Just as a latex glove, a rubber sheath and an amalgam of other synthetic barriers restrict and reshape skin-to-skin contact, the other artworks in the room add to a conversation around altered intimacy. Directly facing the viewer as one enters the gallery hangs a silicone sculpture titled “With lips waiting for kisses” that nearly reaches the height of the room. It reads “YOU YOU YOU YOU YOU,” in white letters outlined in bright red, appropriating the words and typography seen in the ubiquitous plastic “Thank You” bags given by convenience stores and take-out restaurants. Quite literally, the piece mobilizes the words and colors of an instructional language (both verbal and visual) in order to create a semiotic relationship to urgency and desire— an urgent desire for you. Like the bags they mimic, through elements such as their grammatical fragmentation and material qualities, the message is filtered. The carnal desire the words denote is somehow augmented, or as the artist says, “The object is speaking to you in a way that is at once intimate as distant.”

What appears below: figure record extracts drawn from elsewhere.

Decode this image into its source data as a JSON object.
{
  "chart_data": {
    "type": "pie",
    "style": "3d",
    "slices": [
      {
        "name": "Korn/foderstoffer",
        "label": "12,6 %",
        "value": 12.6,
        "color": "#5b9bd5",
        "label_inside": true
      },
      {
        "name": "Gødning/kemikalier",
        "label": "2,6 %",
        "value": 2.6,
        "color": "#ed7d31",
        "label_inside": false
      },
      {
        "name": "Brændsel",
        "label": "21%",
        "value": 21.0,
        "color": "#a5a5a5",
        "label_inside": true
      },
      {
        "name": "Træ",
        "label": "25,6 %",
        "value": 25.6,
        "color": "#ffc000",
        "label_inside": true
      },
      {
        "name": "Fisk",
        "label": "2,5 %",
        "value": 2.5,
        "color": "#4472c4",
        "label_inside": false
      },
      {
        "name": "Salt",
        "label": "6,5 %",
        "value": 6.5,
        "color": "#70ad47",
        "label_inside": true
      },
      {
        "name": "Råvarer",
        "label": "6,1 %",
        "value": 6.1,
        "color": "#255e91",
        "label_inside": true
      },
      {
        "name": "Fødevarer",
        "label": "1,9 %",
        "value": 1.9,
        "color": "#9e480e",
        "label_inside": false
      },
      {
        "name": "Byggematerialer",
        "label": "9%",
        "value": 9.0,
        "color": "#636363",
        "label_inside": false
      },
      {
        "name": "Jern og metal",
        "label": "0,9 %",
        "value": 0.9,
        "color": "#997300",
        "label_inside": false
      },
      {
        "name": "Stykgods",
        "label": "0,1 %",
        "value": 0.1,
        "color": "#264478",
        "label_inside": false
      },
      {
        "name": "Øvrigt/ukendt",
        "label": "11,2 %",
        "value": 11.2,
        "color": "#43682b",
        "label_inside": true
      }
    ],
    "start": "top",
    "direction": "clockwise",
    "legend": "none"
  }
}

The symbolic relationship to the instructional carried by the green gloves and the red text beg a return to my citation of Jennifer Tyburczy’s book “Sex Museums: The Politics and Performance of Display,” and her invocation that “all museums are sex museums.” For Tyburczy, these spaces act as instructional sites where anatomy, sex and gender are displayed, constructing and mediating our ideas of normative sex and desire.
Although in many ways museums exist as an epistemological center, these relationships become all the more intimate in the apartment gallery—in the physical proximity between viewers, objects and other viewers forced by spatial limitations, coupled with the invasive act of entering a gallerist’s home. The other three pieces on display successfully communicate their relationship to the instructional, but there lingers an out-of-place and unsettling effect in “Lovely Love Song,” a sound piece consisting of a glass funnel used to amplify volume resting on a box (again, painted a bright cherry red) that plays a looped recording. Perhaps a missed opportunity to incorporate more instructional auditory references (think emergency announcements heard on airplanes, closing times in shopping centers), the piece offers a different kind of reference to our socially informed developments of desire. The box plays eerie sound clips from classic films and romantic comedies, sometimes segments of romantic dialogues between male and female leads, and sometimes a rendition of “Somewhere Over the Rainbow.” The register of these sounds as they tap into our memory approximate a type of nostalgia and longing, though somehow both filtered and polluted by the muffle from the makeshift speaker and in that they sound old, or temporally distant from us.
This unsettling dimension to “Rational Behavior” points to the uncanny valley, the realm that the artist categorizes the figures in instructional manuals as existing in. The uncanny valley, in aesthetic theory, is a hypothesized relationship wherein the more closely (yet still imperfectly) an object resembles the human form, the more of an unsettling emotional response it triggers in a viewer. Throughout “Rational Behavior,” forms both sculptural and sonic touch something almost human, almost real. Forms that these objects take are at times familiar as representative of the human body, though at others sculptural. What appears to be a dental flosser at one moment becomes a human hand the next. Recognizable human voices become temporally distant and artificial. While admittedly far from the humanoid animations and illustrations that decidedly creep us out, like those in the CPR brochure, there remains a trace of human desire in all of these artworks. At once close-to and alienated-from these objects, maybe all of our desires rest somewhere in the uncanny valley. (Emilia Nicholson-Fajardo)
Martha Poggioli’s “Rational Behavior,” Extase, 2523 West Chicago, through December 15.